7 décembre, Paris, 5h30, on se regroupe square Courteline. On avait tenté de se donner rendez-vous en petit comité pour envahir notre direction générale, afin d'y déployer nos banderoles : quelle forêt pour nos enfants ? On avait tenté d'être discrets : pas de mails pro, juste les persos, le téléphone, quelques courriers, quand même, qu'on du être lus, faut croire...
Parce que la tour avait été barricadée, et lorsque nous nous sommes retrouvés square courteline, une armée de CRS nous attendait devant la DG, avenue de Saint Mandé. Nous avons donc décidé de ne pas y aller, à la tour, mais de nous dispatcher en trois groupes sur les points stratégiques de Paris. Dont un petit groupe d'une quarantaine de forestiers qui, après avoir visité le Louvre, s'est dirigé vers l'assemblée nationale.
Là, nous avons pu déployer notre banderolle pendant, disons deux minutes, avant d'être assaillis, encerclés par des dizaines de CRS. On a vite replié la banderole avant qu'ils ne nous l'arrachent. Ils nous ont gentiment invités à nous regrouper sur une petite place, derrière, que les harkis occupaient, soit dit en passant, depuis 217 jours. Nous avions bien l'intention de ne pas rester si longtemps, mais, toujours encerclés, nous n'avions absolument plus aucune possibilité de bouger, même pas le droit d'aller pisser.
Ils nous ont parqué là pendant un peu plus de trois heures, attendant les ordres, puis nous ont informé qu'un contrôle d'identité allait avoir lieux. Identités contrôlées, ils ont doublé le cercle de CRS habillés en tortues ninja (il y en a eu jusque 70, pour 40 personnes....) pour nous inciter à monter dans des bus, et nous avons été tout simplement embarqués, après avoir été fouillés, et emmenés en deux groupes dans deux commissarias différents. Nous étions embarqué pour tentative d'intrusion à l'assemblée : si si, vous étiez filmés ! Nous avions à peine touché les grilles, histoire de ne pas tomber quand ils ont tenté de nous arracher la banderole que demandait simplement "quelle forêt pour nos enfants ?"...
Photos, téléphones interdits, ils nous ont fait stocker nos sacs dans un coin avant de nous descendre au sous sol dans une pièce surchauffée, ce qui, après trois heures dans le froid sans bouger, faisait tout drôle. Après avoir contrôlé une deuxième fois nos identités, ce qui a pris une bonne heure, ils nous ont interrogés séparément en contrôlant une troisième fois nos identités : certains nous ont demandé simplement "vous n'avez rien à déclarer ?" Non, rien à déclarer, nos responsables syndicaux nous avaient fait passer le mot.
D'autres étaient plus précis : "Avez vous déployer une banderole ?", "Savez vous qui a organisé ce rassemblement", etc...

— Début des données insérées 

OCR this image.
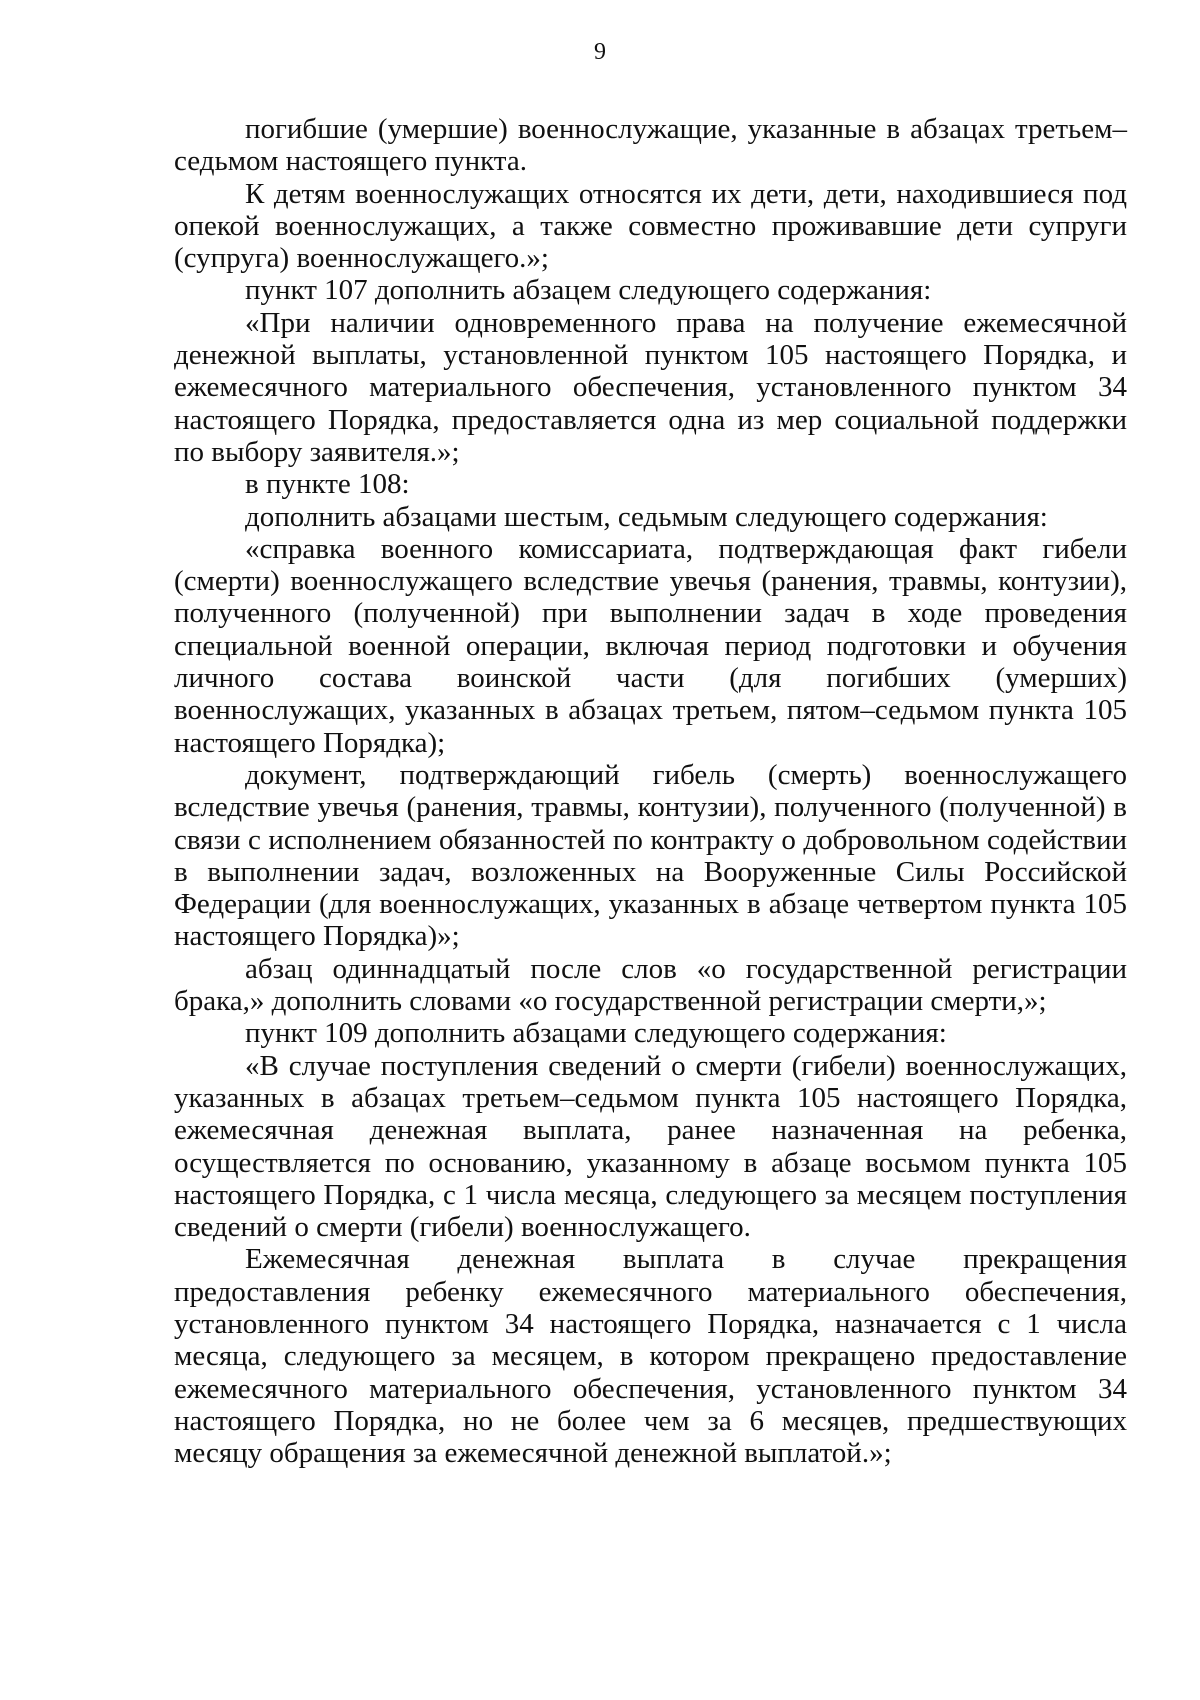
9

погибшие (умершие) военнослужащие, указанные в абзацах третьем–седьмом настоящего пункта.

К детям военнослужащих относятся их дети, дети, находившиеся под опекой военнослужащих, а также совместно проживавшие дети супруги (супруга) военнослужащего.»;

пункт 107 дополнить абзацем следующего содержания:

«При наличии одновременного права на получение ежемесячной денежной выплаты, установленной пунктом 105 настоящего Порядка, и ежемесячного материального обеспечения, установленного пунктом 34 настоящего Порядка, предоставляется одна из мер социальной поддержки по выбору заявителя.»;

в пункте 108:

дополнить абзацами шестым, седьмым следующего содержания:

«справка военного комиссариата, подтверждающая факт гибели (смерти) военнослужащего вследствие увечья (ранения, травмы, контузии), полученного (полученной) при выполнении задач в ходе проведения специальной военной операции, включая период подготовки и обучения личного состава воинской части (для погибших (умерших) военнослужащих, указанных в абзацах третьем, пятом–седьмом пункта 105 настоящего Порядка);

документ, подтверждающий гибель (смерть) военнослужащего вследствие увечья (ранения, травмы, контузии), полученного (полученной) в связи с исполнением обязанностей по контракту о добровольном содействии в выполнении задач, возложенных на Вооруженные Силы Российской Федерации (для военнослужащих, указанных в абзаце четвертом пункта 105 настоящего Порядка)»;

абзац одиннадцатый после слов «о государственной регистрации брака,» дополнить словами «о государственной регистрации смерти,»;

пункт 109 дополнить абзацами следующего содержания:

«В случае поступления сведений о смерти (гибели) военнослужащих, указанных в абзацах третьем–седьмом пункта 105 настоящего Порядка, ежемесячная денежная выплата, ранее назначенная на ребенка, осуществляется по основанию, указанному в абзаце восьмом пункта 105 настоящего Порядка, с 1 числа месяца, следующего за месяцем поступления сведений о смерти (гибели) военнослужащего.

Ежемесячная денежная выплата в случае прекращения предоставления ребенку ежемесячного материального обеспечения, установленного пунктом 34 настоящего Порядка, назначается с 1 числа месяца, следующего за месяцем, в котором прекращено предоставление ежемесячного материального обеспечения, установленного пунктом 34 настоящего Порядка, но не более чем за 6 месяцев, предшествующих месяцу обращения за ежемесячной денежной выплатой.»;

Nous n'avons rien déclaré, simplement signé chacun une main courante pour confirmer notre identité et notre non déclaration.... ça restera au poste, nous a-t-on promis, pas de procédure en conséquence, ça ne sera pas transmis au DG... On n'y croit pas, mais bon, pour sortir, faut signer.
En sortant, nous apprenons que nos collègues des autres groupes sont parqués aussi, afin de les inviter à s'éloigner de l'Elysée, du Louvre... Nous n'avons pu nous retrouver que vers seize heures, où nous avons appris que notre DG a fait passer un message à l'ensemble des personnels...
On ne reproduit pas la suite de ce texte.